Presented by: Chen Britton

Chen Britton, Guy Cohen, Anat Cohen

School of Education, Tel-Aviv University, Israel

As generative artificial intelligence (GenAI) becomes embedded in educational evaluation, a key question arises: how are evaluative criteria for technology-integrated instruction constructed? This is particularly relevant when evaluating pre-service teachers' lesson plans, where assessment is shaped not only by the criteria used, but also by how those criteria are constructed and represented, influencing what counts as evidence of instructional quality. This qualitative study compares four rubric configurations: Expert-Based, Pretrained-Based, Practice-Based, and Theory-Practice-Based, each generated using a controlled prompt structure differing only in the knowledge sources provided. Findings reveal that although similar pedagogical dimensions appeared across all configurations, they differed substantially in how those dimensions were articulated and emphasized. These differences are captured through a CORE approach examining variation in evaluative Content, Organization, Representation, and Emphasis.

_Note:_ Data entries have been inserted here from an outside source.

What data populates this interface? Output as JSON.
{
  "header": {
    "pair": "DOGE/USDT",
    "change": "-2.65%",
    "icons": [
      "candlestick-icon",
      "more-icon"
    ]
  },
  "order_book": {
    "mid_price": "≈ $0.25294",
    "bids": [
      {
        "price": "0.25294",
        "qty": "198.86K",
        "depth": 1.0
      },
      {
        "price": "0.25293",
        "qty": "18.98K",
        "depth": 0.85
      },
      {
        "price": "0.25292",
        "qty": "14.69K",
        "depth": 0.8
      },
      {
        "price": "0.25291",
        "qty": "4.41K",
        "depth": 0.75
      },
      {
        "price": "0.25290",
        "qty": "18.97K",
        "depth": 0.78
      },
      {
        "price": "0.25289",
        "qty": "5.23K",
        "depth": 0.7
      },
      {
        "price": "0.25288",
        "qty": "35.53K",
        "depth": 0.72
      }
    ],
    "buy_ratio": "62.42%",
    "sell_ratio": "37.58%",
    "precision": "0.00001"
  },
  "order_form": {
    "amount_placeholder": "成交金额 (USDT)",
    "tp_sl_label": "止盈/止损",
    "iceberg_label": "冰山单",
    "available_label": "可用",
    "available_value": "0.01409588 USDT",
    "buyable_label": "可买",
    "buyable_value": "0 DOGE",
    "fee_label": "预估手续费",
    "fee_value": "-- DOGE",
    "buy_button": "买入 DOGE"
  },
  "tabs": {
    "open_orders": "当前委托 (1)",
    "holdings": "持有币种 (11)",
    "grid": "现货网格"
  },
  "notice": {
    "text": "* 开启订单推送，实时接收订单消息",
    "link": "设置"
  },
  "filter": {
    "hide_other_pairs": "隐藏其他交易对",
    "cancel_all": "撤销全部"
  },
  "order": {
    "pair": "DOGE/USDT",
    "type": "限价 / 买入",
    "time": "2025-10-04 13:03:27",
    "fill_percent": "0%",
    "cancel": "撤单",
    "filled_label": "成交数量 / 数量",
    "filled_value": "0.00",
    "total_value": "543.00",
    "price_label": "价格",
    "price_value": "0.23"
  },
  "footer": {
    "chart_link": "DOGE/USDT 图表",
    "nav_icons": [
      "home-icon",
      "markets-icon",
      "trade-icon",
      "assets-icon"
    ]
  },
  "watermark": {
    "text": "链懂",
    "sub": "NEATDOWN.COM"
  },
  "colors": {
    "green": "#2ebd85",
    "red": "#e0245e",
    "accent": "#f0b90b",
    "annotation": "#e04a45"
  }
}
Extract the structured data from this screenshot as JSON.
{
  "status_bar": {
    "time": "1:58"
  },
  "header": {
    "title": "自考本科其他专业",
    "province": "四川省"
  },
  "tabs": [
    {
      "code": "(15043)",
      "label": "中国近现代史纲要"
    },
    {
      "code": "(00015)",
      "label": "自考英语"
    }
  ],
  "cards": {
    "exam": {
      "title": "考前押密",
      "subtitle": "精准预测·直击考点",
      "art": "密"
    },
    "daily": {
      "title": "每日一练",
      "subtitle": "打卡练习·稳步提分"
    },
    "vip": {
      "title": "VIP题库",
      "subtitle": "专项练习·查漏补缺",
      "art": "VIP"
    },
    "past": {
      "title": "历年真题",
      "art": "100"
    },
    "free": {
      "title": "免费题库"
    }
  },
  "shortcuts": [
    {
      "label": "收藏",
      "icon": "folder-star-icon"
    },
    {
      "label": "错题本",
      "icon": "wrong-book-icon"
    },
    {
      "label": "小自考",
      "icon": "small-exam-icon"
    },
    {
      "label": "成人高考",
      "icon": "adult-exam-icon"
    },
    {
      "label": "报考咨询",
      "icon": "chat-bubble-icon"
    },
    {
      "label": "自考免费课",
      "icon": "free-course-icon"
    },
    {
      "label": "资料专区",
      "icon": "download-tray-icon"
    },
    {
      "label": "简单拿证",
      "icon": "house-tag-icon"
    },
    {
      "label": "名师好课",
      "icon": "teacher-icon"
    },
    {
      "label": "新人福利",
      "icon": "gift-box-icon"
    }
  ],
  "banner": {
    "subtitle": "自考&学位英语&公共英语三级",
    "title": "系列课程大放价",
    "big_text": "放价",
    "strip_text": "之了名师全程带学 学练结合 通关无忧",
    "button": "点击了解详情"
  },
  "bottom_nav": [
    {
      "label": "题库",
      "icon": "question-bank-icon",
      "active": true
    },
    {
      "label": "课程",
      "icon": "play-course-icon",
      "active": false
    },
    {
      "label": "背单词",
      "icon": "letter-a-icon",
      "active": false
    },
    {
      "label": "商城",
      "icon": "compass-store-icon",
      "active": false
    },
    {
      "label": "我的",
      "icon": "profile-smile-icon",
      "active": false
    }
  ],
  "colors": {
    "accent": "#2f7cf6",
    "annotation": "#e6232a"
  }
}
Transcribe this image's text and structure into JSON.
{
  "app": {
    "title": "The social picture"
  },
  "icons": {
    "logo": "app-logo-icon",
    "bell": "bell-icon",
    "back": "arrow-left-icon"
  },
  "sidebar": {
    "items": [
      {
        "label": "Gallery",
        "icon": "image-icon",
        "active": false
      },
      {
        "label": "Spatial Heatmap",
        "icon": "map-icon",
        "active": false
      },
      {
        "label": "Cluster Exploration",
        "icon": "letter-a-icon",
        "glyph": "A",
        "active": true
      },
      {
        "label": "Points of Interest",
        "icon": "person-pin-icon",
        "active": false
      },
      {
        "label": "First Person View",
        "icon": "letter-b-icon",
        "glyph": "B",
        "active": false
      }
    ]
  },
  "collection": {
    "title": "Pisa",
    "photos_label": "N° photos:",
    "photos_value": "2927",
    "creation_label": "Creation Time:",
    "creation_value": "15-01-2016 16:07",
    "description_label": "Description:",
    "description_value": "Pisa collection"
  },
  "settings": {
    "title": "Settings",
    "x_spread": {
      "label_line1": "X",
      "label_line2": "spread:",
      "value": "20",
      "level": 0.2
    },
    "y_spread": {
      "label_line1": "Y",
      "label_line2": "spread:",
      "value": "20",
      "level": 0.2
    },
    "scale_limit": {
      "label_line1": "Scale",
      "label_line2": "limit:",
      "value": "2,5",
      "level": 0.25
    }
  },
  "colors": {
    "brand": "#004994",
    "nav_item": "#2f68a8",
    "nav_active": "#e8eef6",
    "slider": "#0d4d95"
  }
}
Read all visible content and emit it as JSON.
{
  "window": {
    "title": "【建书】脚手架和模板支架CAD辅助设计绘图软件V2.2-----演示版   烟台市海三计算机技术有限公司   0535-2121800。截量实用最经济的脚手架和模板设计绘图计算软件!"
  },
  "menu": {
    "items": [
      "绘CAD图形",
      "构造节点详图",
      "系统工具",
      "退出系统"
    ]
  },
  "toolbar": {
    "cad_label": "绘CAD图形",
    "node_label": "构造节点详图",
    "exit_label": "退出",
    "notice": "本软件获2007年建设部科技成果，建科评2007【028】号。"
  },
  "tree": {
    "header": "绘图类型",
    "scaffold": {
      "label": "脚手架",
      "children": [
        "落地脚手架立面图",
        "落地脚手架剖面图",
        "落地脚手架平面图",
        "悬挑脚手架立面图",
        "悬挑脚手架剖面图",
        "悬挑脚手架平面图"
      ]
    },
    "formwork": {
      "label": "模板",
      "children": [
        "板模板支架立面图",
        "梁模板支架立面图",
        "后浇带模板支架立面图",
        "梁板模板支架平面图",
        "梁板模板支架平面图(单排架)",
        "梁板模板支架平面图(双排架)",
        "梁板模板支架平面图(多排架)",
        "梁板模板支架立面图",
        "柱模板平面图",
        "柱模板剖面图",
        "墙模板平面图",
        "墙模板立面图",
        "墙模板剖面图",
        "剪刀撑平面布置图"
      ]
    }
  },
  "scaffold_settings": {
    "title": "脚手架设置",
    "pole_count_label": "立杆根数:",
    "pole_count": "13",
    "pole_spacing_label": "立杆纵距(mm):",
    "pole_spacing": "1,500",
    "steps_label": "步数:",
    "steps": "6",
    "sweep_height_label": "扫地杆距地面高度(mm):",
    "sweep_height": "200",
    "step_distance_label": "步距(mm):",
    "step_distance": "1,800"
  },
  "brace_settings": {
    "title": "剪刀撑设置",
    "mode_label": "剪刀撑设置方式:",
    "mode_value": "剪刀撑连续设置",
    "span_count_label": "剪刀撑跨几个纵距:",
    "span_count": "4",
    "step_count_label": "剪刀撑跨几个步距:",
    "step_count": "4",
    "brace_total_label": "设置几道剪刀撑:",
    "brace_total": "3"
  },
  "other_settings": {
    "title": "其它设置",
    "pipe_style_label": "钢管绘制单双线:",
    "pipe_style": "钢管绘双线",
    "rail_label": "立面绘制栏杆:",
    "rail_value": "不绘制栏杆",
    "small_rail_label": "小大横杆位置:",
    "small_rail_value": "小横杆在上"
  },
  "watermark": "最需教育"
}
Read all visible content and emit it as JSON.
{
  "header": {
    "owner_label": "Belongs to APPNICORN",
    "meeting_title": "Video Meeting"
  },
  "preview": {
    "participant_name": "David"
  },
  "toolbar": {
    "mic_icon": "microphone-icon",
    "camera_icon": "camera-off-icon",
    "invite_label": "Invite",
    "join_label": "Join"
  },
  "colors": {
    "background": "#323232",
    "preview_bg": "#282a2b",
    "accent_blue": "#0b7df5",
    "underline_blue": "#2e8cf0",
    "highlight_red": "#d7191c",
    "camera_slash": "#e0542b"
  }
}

Specifically, Pretrained-Based configurations produced broad and abstract criteria with limited contextual grounding, whereas Practice-Based configurations emphasized concrete criteria focused on observable classroom actions and instructional enactment. Theory-Practice-Based configurations connected pedagogical principles with classroom implementation, while Expert-Based configurations drew clear distinctions between instructional quality and technology use. Taken together, these configurations reflected distinct evaluative orientations toward technology-integrated instruction. The study shows that GenAI does not simply apply evaluative criteria; it actively participates in shaping how those criteria are constructed, as human decisions regarding knowledge selection shape what becomes visible and pedagogically valued within assessment. These findings point to the importance of critically examining AI-generated rubrics and ensuring active human involvement in the design of pedagogically meaningful assessment practices.